À
chegada do interior, tive a felicidade de morar no morro da Quileva. Tem-se vista
avantajada do coração da cidade. Cintura verde, a sul, as salinas, no centro, e
o mar, a norte. Se desci o morro, foi somente atrás da máquina burocrática para
questões escolares. Para lá dos jardins, uma vez na baixa, a cidade sumia, daí
o desejo de logo regressar à prateleira.

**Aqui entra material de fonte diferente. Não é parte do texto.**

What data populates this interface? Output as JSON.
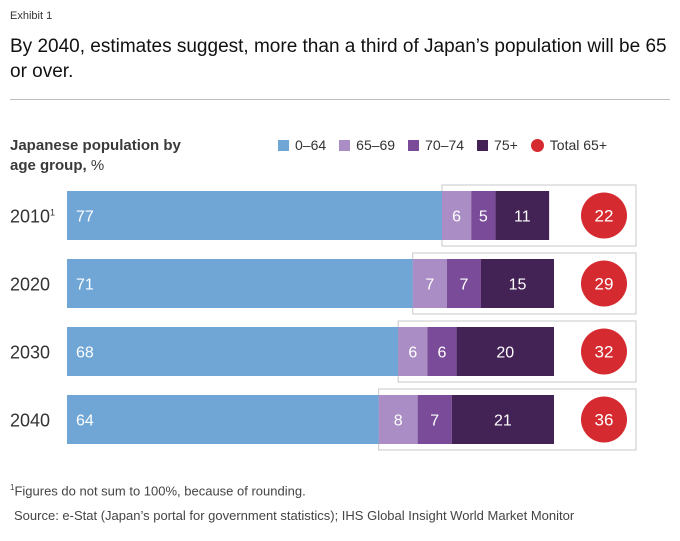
{
  "exhibit_label": "Exhibit 1",
  "headline": "By 2040, estimates suggest, more than a third of Japan’s population will be 65 or over.",
  "footnote_marker": "1",
  "footnote_text": "Figures do not sum to 100%, because of rounding.",
  "source": "Source: e-Stat (Japan’s portal for government statistics); IHS Global Insight World Market Monitor",
  "chart_data": {
    "type": "bar",
    "orientation": "horizontal",
    "stacked": true,
    "title": "Japanese population by age group,",
    "title_unit": "%",
    "categories": [
      "2010",
      "2020",
      "2030",
      "2040"
    ],
    "category_superscripts": [
      "1",
      "",
      "",
      ""
    ],
    "series": [
      {
        "name": "0–64",
        "color": "#6fa6d6",
        "values": [
          77,
          71,
          68,
          64
        ]
      },
      {
        "name": "65–69",
        "color": "#a98dc4",
        "values": [
          6,
          7,
          6,
          8
        ]
      },
      {
        "name": "70–74",
        "color": "#7a4b98",
        "values": [
          5,
          7,
          6,
          7
        ]
      },
      {
        "name": "75+",
        "color": "#432255",
        "values": [
          11,
          15,
          20,
          21
        ]
      }
    ],
    "total_series": {
      "name": "Total 65+",
      "color": "#d52b30",
      "values": [
        22,
        29,
        32,
        36
      ]
    },
    "xlim": [
      0,
      100
    ],
    "grid": false,
    "legend_position": "top-right"
  }
}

Por exemplo, disputávamos a
titularidade de carros que víamos circularem no limite da linha do horizonte.
Em
cidades singulares, as portas todas costumam dar em uma só com alma, o porto. Às
marés ou aos caudais, faz-se entrada e saída, ao mesmo tempo, o cais. E é este
desfile aparentemente desconexo dos navios que adensa na história do meu Lobito
o fio.
Com
a greve dos professores, foram três meses de tédio, agora no bairro da Santa-Cruz,
zona com vista limitada, sem o televisor em casa, que por sua vez somava meses
no conserto. Tudo levava a crer que o eletrotécnico não despacharia o trabalho
sem a paga, posição quanto a nós injusta, porquanto o dinheiro que lhe faltava
a ele faltava-nos a nós também. Estamos em 1995, e a presença, às centenas, de
capacetes azuis da ONU e demais agências humanitárias ilustravam bem o quadro
de penúria que o país vivia.
Não
me ocorrendo a posição do pai, decidimos entre irmãos tirar proveito da ONU. Coube-me
a missão de juntar a coragem ao meu arrojado inglês e comercializar, do tipo
zunga, as estátuas de madeira lá de casa. Arrecadaríamos 55 USD, o equivalente a
dois salários de professor. Em vão. O televisor já tinha sido extraviado.
O
contacto com os capacetes azuis era fruto proibido em certos quarteis. Recordo-me
de quando o Eliseu viu seu negócio retido no Hotel Términus. Mais conversa,
menos conversa, prometeu-se subornar o guarda angolano, penhorando o Bilhete de
Identidade. Parvo do guarda, já que ficava sempre mais fácil tratar outra via
do documento.
Lá
conheci o Zé, mais novo e mais alto do que eu. Até em sua casa, no 28 (Zona Comercial),
cheguei a beber água. Impressionava ver-me falar “fluentemente” com os
estrangeiros, ganhando uma vez ou outra desde livros, cassetes, a produtos de
higiene. Foi o Zé quem decidiu levar-me ao Porto do Lobito, onde esteve naquele
dia navio britânico da ONU. Atleta de basquetebol na escola da Casa do Pessoal,
o Zé passava pelo portão sete como água pela garganta. Como entraria eu?
O
Zé instruiu-me a dizer ao polícia que iria ter com o guindasteiro Frederico
Carlos, meu pai. O polícia fitou-me, e autorizou. Ainda melhor, disse para
voltar a ter com ele, caso alguém me molestasse. Tinha resultado! Antes de
degustarmos as iguarias do navio, observei ao longe o guindasteiro. De facto,
tínhamos algumas semelhanças, no tom de pele ligeiramente clara e no semblante
aparentemente “mentalista”, enfim.
Hoje,
o Zé é um homem feito, fazendo carreira como professor de educação física em colégios.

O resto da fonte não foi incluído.